If such cases were to be dealt with by the Children's Hearings system, respondents were of the opinion that major changes would be required. For example, a clear differentiation between dealing with care and protection in relation to younger children and dealing with offenders in the older age group and some argued there would need to be a shift towards a more overt role for punishment in the system. Among the suggestions for structural change were a youth court, involving a trained lawyer as sheriff sitting with 2 panel members, a specialist cadre of panel members specifically trained to deal with older teenagers; additional disposals for children's hearings with a sharper focus on addressing offending behaviour; and 100% funding of social work services for this group.
MEDIATION AND REPARATION IN JUVENILE JUSTICE SERVICES
Diversion has been particularly characterised in recent decades by the development of schemes for mediation and reparation. There has been a proliferation of schemes for young people which have been implemented, for example, in Germany, Australia, Ireland, New Zealand, Austria, Finland, Belgium, Norway, the Netherlands, Sweden. Denmark, Italy, Portugal and the United States (Asquith and Samuel, 1994; Marshall, 1995; Dunkel, 1996). They are often voluntary, community based, may involve the victim and usually require the young person to acknowledge responsibility for the offence. When associated with restorative justice they usually have in common, inter-alia: a definition of crime as an injury to victims (both individual and societal); an orientation towards restoration; and active involvement of the offender in restoration. Family Group Conferences (now widespread following their origins in New Zealand) are one example. The Scottish Children's Hearings appears relatively untouched by such developments. As Asquith and Samuel note (1994:33) 'there does appear to be some reluctance to develop such schemes for young people in Scotland'.

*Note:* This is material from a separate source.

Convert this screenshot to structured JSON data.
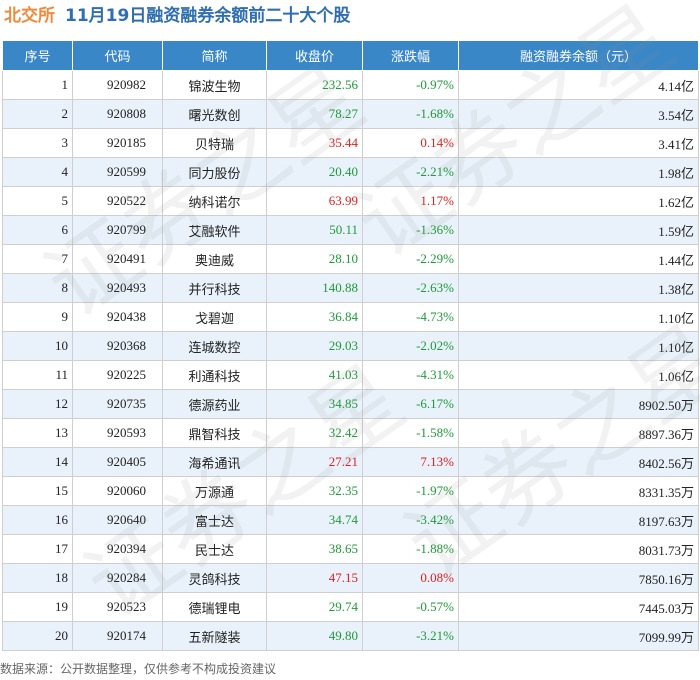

NEO-CONSERVATIVE CRIME CONTROL STRATEGIES
Despite the emphasis on welfare and on diversion from traditional judicial systems in earlier years, the literature suggests contrary tendencies evident in the 1980s and the 1990s in countries such as the USA, Canada, Australia and parts of Europe. Often associated with new-right or neo-liberal governments, neo-conservative control strategies have emphasised more justice and less welfare in juvenile justice systems, asserting that youth crime was out of control and calling for tougher penalties.
The emphasis in such reforms was upon greater community protection achieved through criminal court jurisdiction and longer sentences, based on the seriousness of the crime (proportionality). Emphasising individual responsibility and maturity, many legislative and policy changes reported above replaced the term 'child' with the term 'youth'. Such emphasis seems indicative of a wider trend towards a polarisation of severity of state response according to the seriousness of offence and perceptions of personal responsibility (at times linked with age). Some moves to increase the age of criminal responsibility have reflected the emphasis on the individual responsibility of older juveniles for their offending behaviour. There is a trend towards tougher penalties for persistent or violent offenders in parts of Europe and elsewhere (e.g. Australia, USA).
The Scottish Children's Hearings system has been largely immune from the neo-liberal backlash and associated responses. In responding to need not deed the unified system, which makes no distinction, in principle at least, between offenders and children in need of care and protection, appears to have offered some protection for those under 16.